Container image Copyright (c) 2016-2023, NVIDIA CORPORATION & AFFILIATES. All rights reserved.

This container image and its contents are governed by the NVIDIA Deep Learning Container License.
By pulling and using the container, you accept the terms and conditions of this license:
https://developer.nvidia.com/ngc/nvidia-deep-learning-container-license

A copy of this license is made available in this container at /NGC-DL-CONTAINER-LICENSE for your convenience.

*************************
** DEPRECATION NOTICE! **
*************************
THIS IMAGE IS DEPRECATED and is scheduled for DELETION.
    https://gitlab.com/nvidia/container-images/cuda/blob/master/doc/support-policy.md

Will upgrade later but pytorch doesn’t seem easy for 12.4.

Aaand now I have a docker container running CUDA 12.1 which is not what I was going for.

Further down we see:

sudo apt install system76-cuda-latest
sudo apt install system76-cudnn-11.2
nvcc -V

But I have the latest that offers and it’s 11.5 which has no pytorch version associated with it!

Here is someone as confused as I am about this CUDA docker.
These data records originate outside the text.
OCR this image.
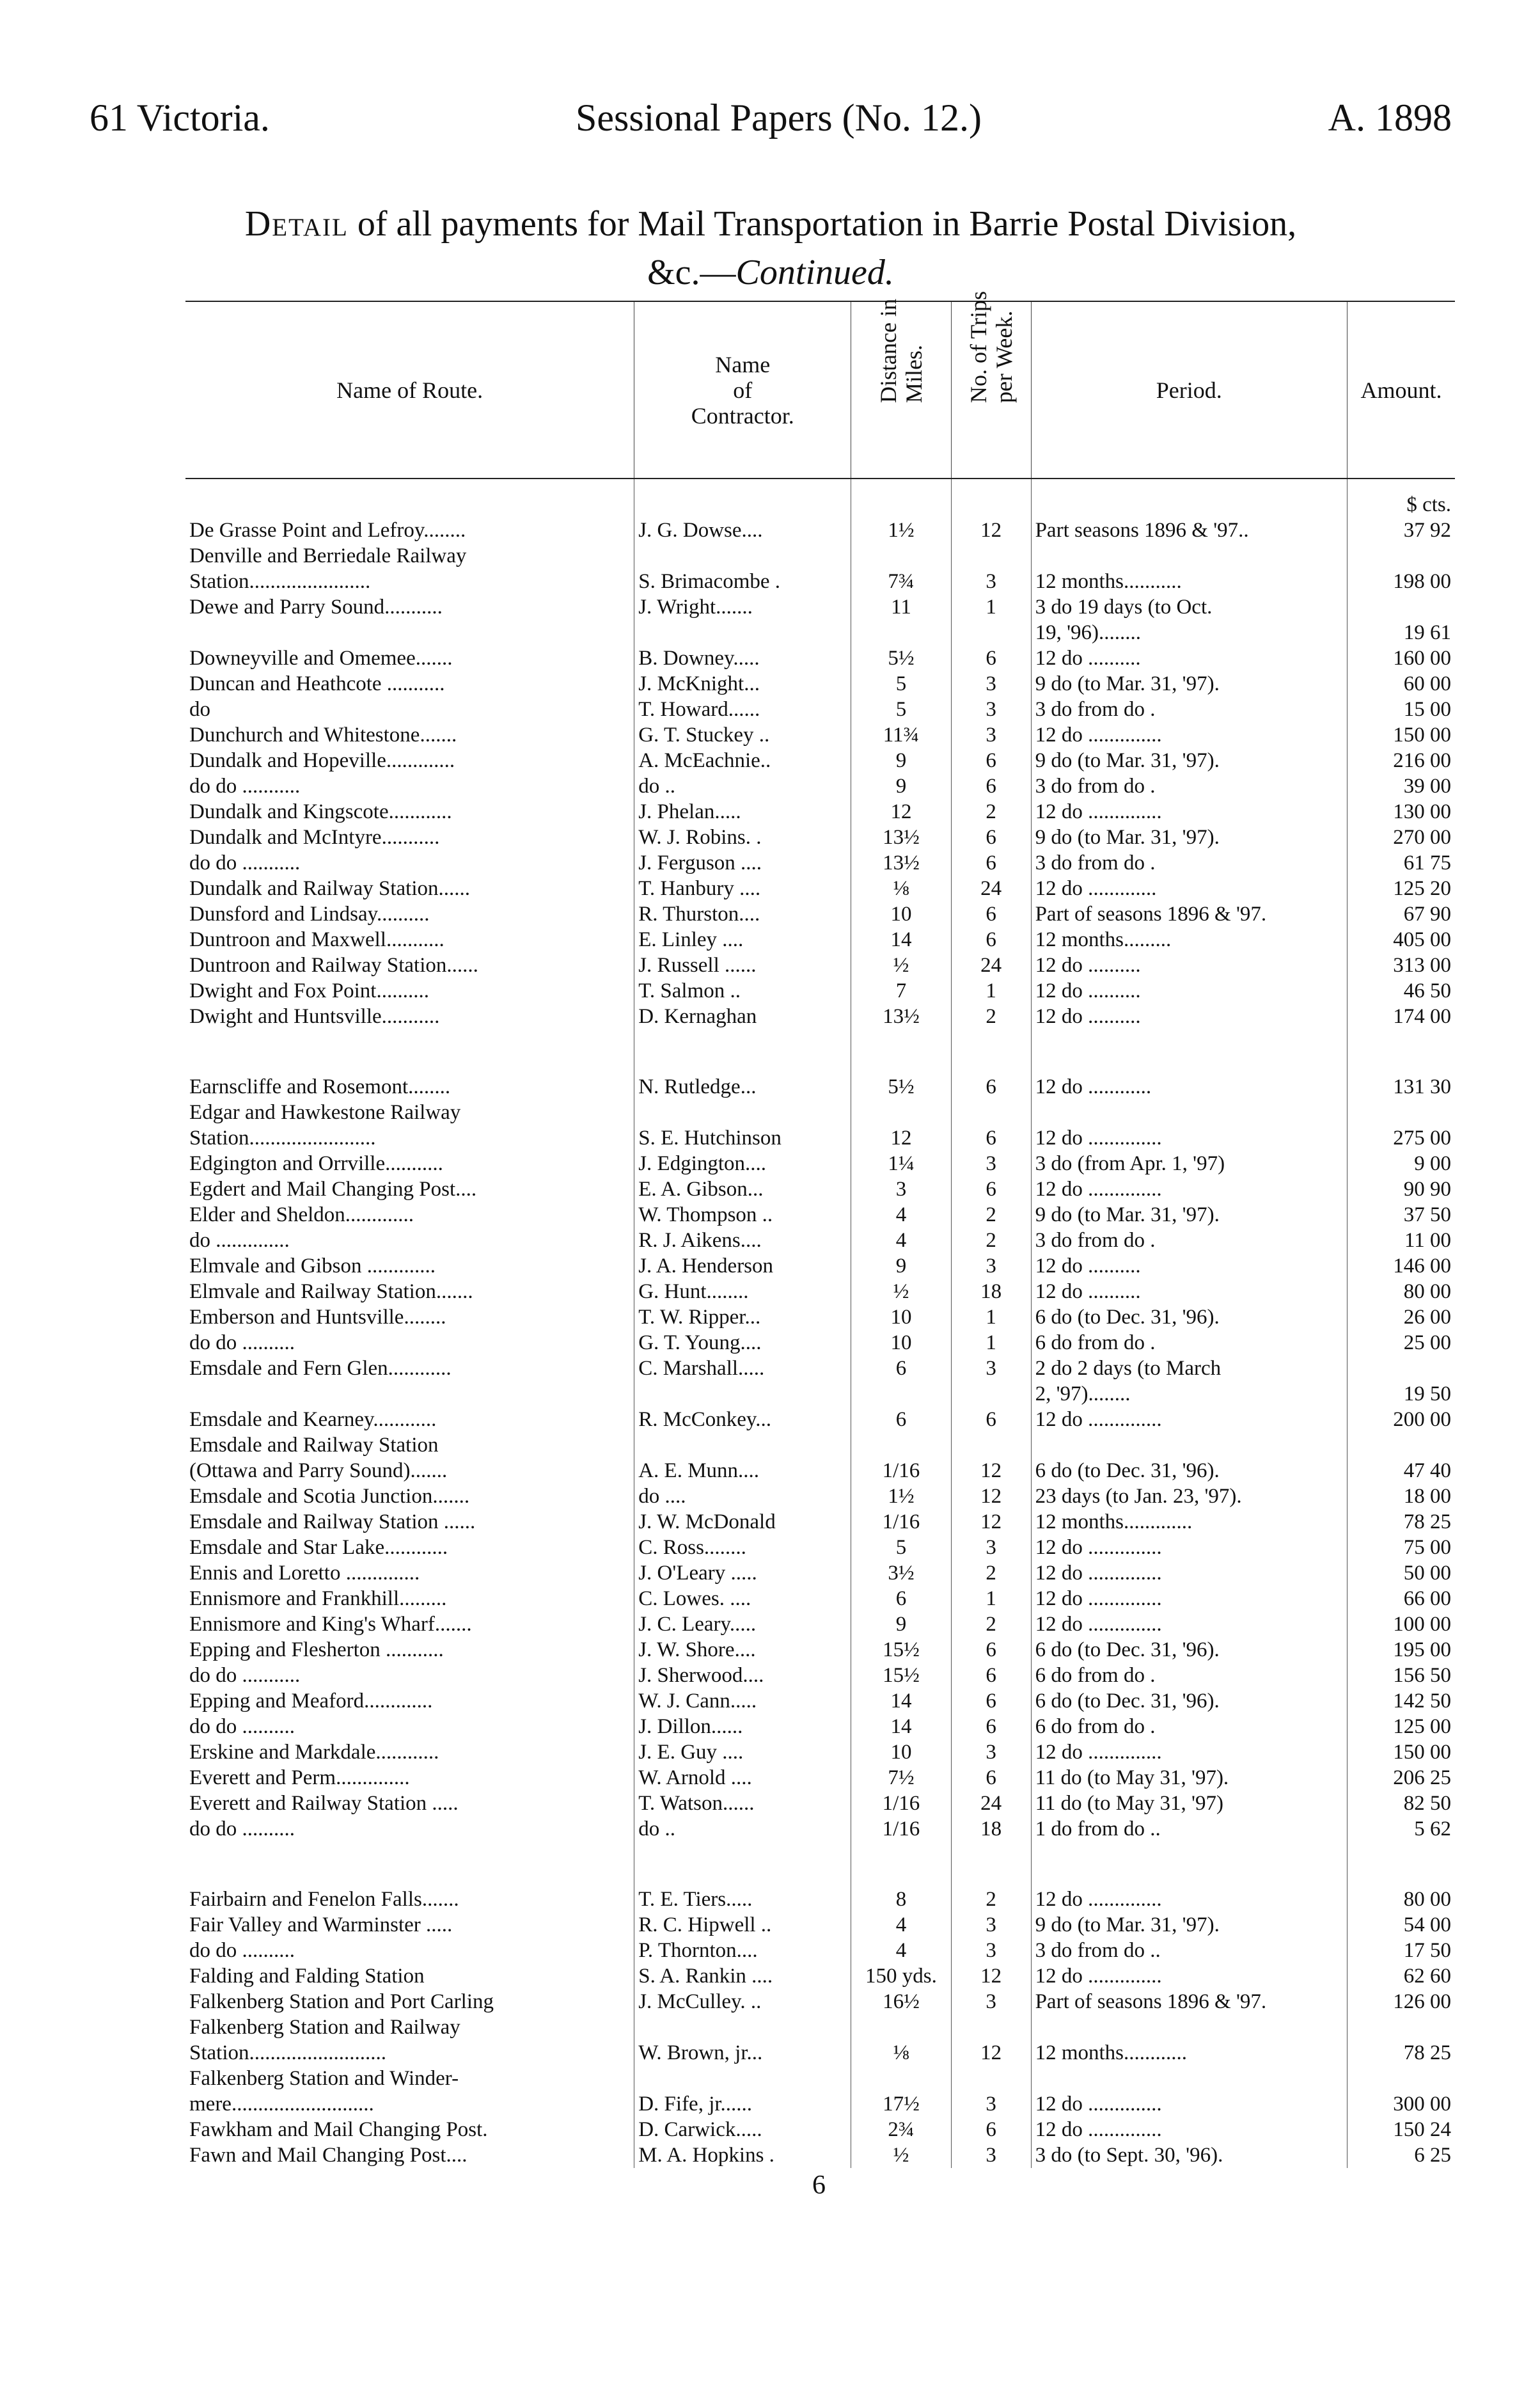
61 Victoria.	Sessional Papers (No. 12.)	A. 1898
Detail of all payments for Mail Transportation in Barrie Postal Division,
&c.—Continued.
Name of Route.	Name
of
Contractor.	Distance in Miles.	No. of Trips per Week.	Period.	Amount.
					$ cts.
De Grasse Point and Lefroy........	J. G. Dowse....	1½	12	Part seasons 1896 & '97..	37 92
Denville and Berriedale Railway					
Station.......................	S. Brimacombe .	7¾	3	12 months...........	198 00
Dewe and Parry Sound...........	J. Wright.......	11	1	3 do 19 days (to Oct.	
				19, '96)........	19 61
Downeyville and Omemee.......	B. Downey.....	5½	6	12 do ..........	160 00
Duncan and Heathcote ...........	J. McKnight...	5	3	9 do (to Mar. 31, '97).	60 00
do	T. Howard......	5	3	3 do from do .	15 00
Dunchurch and Whitestone.......	G. T. Stuckey ..	11¾	3	12 do ..............	150 00
Dundalk and Hopeville.............	A. McEachnie..	9	6	9 do (to Mar. 31, '97).	216 00
do do ...........	do ..	9	6	3 do from do .	39 00
Dundalk and Kingscote............	J. Phelan.....	12	2	12 do ..............	130 00
Dundalk and McIntyre...........	W. J. Robins. .	13½	6	9 do (to Mar. 31, '97).	270 00
do do ...........	J. Ferguson ....	13½	6	3 do from do .	61 75
Dundalk and Railway Station......	T. Hanbury ....	⅛	24	12 do .............	125 20
Dunsford and Lindsay..........	R. Thurston....	10	6	Part of seasons 1896 & '97.	67 90
Duntroon and Maxwell...........	E. Linley ....	14	6	12 months.........	405 00
Duntroon and Railway Station......	J. Russell ......	½	24	12 do ..........	313 00
Dwight and Fox Point..........	T. Salmon ..	7	1	12 do ..........	46 50
Dwight and Huntsville...........	D. Kernaghan	13½	2	12 do ..........	174 00

Earnscliffe and Rosemont........	N. Rutledge...	5½	6	12 do ............	131 30
Edgar and Hawkestone Railway					
Station........................	S. E. Hutchinson	12	6	12 do ..............	275 00
Edgington and Orrville...........	J. Edgington....	1¼	3	3 do (from Apr. 1, '97)	9 00
Egdert and Mail Changing Post....	E. A. Gibson...	3	6	12 do ..............	90 90
Elder and Sheldon.............	W. Thompson ..	4	2	9 do (to Mar. 31, '97).	37 50
do ..............	R. J. Aikens....	4	2	3 do from do .	11 00
Elmvale and Gibson .............	J. A. Henderson	9	3	12 do ..........	146 00
Elmvale and Railway Station.......	G. Hunt........	½	18	12 do ..........	80 00
Emberson and Huntsville........	T. W. Ripper...	10	1	6 do (to Dec. 31, '96).	26 00
do do ..........	G. T. Young....	10	1	6 do from do .	25 00
Emsdale and Fern Glen............	C. Marshall.....	6	3	2 do 2 days (to March	
				2, '97)........	19 50
Emsdale and Kearney............	R. McConkey...	6	6	12 do ..............	200 00
Emsdale and Railway Station					
(Ottawa and Parry Sound).......	A. E. Munn....	1/16	12	6 do (to Dec. 31, '96).	47 40
Emsdale and Scotia Junction.......	do ....	1½	12	23 days (to Jan. 23, '97).	18 00
Emsdale and Railway Station ......	J. W. McDonald	1/16	12	12 months.............	78 25
Emsdale and Star Lake............	C. Ross........	5	3	12 do ..............	75 00
Ennis and Loretto ..............	J. O'Leary .....	3½	2	12 do ..............	50 00
Ennismore and Frankhill.........	C. Lowes. ....	6	1	12 do ..............	66 00
Ennismore and King's Wharf.......	J. C. Leary.....	9	2	12 do ..............	100 00
Epping and Flesherton ...........	J. W. Shore....	15½	6	6 do (to Dec. 31, '96).	195 00
do do ...........	J. Sherwood....	15½	6	6 do from do .	156 50
Epping and Meaford.............	W. J. Cann.....	14	6	6 do (to Dec. 31, '96).	142 50
do do ..........	J. Dillon......	14	6	6 do from do .	125 00
Erskine and Markdale............	J. E. Guy ....	10	3	12 do ..............	150 00
Everett and Perm..............	W. Arnold ....	7½	6	11 do (to May 31, '97).	206 25
Everett and Railway Station .....	T. Watson......	1/16	24	11 do (to May 31, '97)	82 50
do do ..........	do ..	1/16	18	1 do from do ..	5 62

Fairbairn and Fenelon Falls.......	T. E. Tiers.....	8	2	12 do ..............	80 00
Fair Valley and Warminster .....	R. C. Hipwell ..	4	3	9 do (to Mar. 31, '97).	54 00
do do ..........	P. Thornton....	4	3	3 do from do ..	17 50
Falding and Falding Station	S. A. Rankin ....	150 yds.	12	12 do ..............	62 60
Falkenberg Station and Port Carling	J. McCulley. ..	16½	3	Part of seasons 1896 & '97.	126 00
Falkenberg Station and Railway					
Station..........................	W. Brown, jr...	⅛	12	12 months............	78 25
Falkenberg Station and Winder-					
mere...........................	D. Fife, jr......	17½	3	12 do ..............	300 00
Fawkham and Mail Changing Post.	D. Carwick.....	2¾	6	12 do ..............	150 24
Fawn and Mail Changing Post....	M. A. Hopkins .	½	3	3 do (to Sept. 30, '96).	6 25
6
Seems like there is a PyTorch container with what I need. Here is how to run it.

Docker

It looks like I need to run PyTorch on docker which is fine but if I’m going to do that I might as well also run ollama’s image.

PyTorch can be ran with this:

docker run --gpus all -it --rm nvcr.io/nvidia/pytorch:24.06-py3

It tells me I should have done this:

docker run --gpus all --ipc=host --ulimit memlock=-1 --ulimit stack=67108864 -it --rm nvcr.io/nvidia/pytorch:24.06-py3

And that I am running a container that supports CUDA 12.5 but I have 12.4 and that’s just silly nonsense and I really should run a more comparable one or at least know a thing or two about it here.
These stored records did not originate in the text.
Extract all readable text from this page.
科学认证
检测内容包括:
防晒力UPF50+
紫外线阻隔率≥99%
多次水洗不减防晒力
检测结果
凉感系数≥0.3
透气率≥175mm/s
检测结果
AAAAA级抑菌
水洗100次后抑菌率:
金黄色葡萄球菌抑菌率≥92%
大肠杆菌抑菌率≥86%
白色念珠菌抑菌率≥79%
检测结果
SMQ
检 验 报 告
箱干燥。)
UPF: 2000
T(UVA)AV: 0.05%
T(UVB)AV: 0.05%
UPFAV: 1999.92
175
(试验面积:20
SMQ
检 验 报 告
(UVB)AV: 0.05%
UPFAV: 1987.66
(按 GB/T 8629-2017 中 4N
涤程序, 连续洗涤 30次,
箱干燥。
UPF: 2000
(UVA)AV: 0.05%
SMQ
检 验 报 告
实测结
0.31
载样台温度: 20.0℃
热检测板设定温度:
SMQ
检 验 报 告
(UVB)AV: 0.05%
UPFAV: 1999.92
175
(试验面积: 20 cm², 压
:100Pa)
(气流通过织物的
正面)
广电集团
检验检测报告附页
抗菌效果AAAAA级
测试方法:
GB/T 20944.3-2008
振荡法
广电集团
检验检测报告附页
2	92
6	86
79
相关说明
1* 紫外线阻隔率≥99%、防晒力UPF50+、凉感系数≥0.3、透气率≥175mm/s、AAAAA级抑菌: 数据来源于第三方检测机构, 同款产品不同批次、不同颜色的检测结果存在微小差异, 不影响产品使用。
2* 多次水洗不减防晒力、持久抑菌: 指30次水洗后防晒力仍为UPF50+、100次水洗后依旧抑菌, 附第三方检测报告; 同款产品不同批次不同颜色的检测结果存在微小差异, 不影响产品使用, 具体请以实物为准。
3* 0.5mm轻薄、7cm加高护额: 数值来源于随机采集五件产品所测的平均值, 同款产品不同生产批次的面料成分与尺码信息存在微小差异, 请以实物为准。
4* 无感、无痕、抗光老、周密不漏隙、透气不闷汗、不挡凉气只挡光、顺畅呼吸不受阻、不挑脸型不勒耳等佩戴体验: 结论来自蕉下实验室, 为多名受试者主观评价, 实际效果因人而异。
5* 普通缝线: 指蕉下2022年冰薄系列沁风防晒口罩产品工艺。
I also need to map some storage with:

docker run --gpus all -it --rm -v local_dir:container_dir nvcr.io/nvidia/pytorch:xx.xx-py3

But the good news is I’ve got PyTorch w/ CUDA support without any heavy fiddling:

root@d127755b81d1:/workspace# python
Python 3.10.12 (main, Nov 20 2023, 15:14:05) [GCC 11.4.0] on linux
Type "help", "copyright", "credits" or "license" for more information.
>>> import torch
>>> print(torch.cuda.is_available())
True

So storage plus Then I can rock and roll.
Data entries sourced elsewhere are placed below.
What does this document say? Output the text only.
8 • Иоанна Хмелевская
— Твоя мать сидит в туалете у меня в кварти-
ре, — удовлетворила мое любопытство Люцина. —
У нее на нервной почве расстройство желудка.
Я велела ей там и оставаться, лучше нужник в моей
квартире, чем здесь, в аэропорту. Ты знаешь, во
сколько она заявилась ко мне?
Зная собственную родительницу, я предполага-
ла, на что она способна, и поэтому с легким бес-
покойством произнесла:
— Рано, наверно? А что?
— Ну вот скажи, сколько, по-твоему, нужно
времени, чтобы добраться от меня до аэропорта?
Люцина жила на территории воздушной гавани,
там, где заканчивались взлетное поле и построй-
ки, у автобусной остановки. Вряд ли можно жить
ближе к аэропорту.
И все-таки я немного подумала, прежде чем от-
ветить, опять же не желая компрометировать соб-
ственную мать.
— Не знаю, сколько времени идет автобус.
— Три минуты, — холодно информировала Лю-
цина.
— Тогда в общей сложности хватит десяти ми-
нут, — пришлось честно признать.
tune download meta-llama/Meta-Llama-3-8B
–output-dir /workspace/downloads
–hf-token

Open-WebUI

open-webui is the go to UI for ollama and other local LLMs stuff. This looked like a great thing to run on my cluster which is intended to host endpoints people would hit vs. back end compute / storage servers. The charts were off in their own repo but didn’t look bad and I had been neglecting all the hard work I did setting up k8s and ceph-csi.

Retrieval Augmented Generation

Retrieval Augmented Generation keeps coming up as something I’ll need if I want this thing to be smart. This article looks like a good start but it’s PAYWALLED! Found a ton more.

Other Things

I found this cool guide that details a bunch of other things to do with POP OS.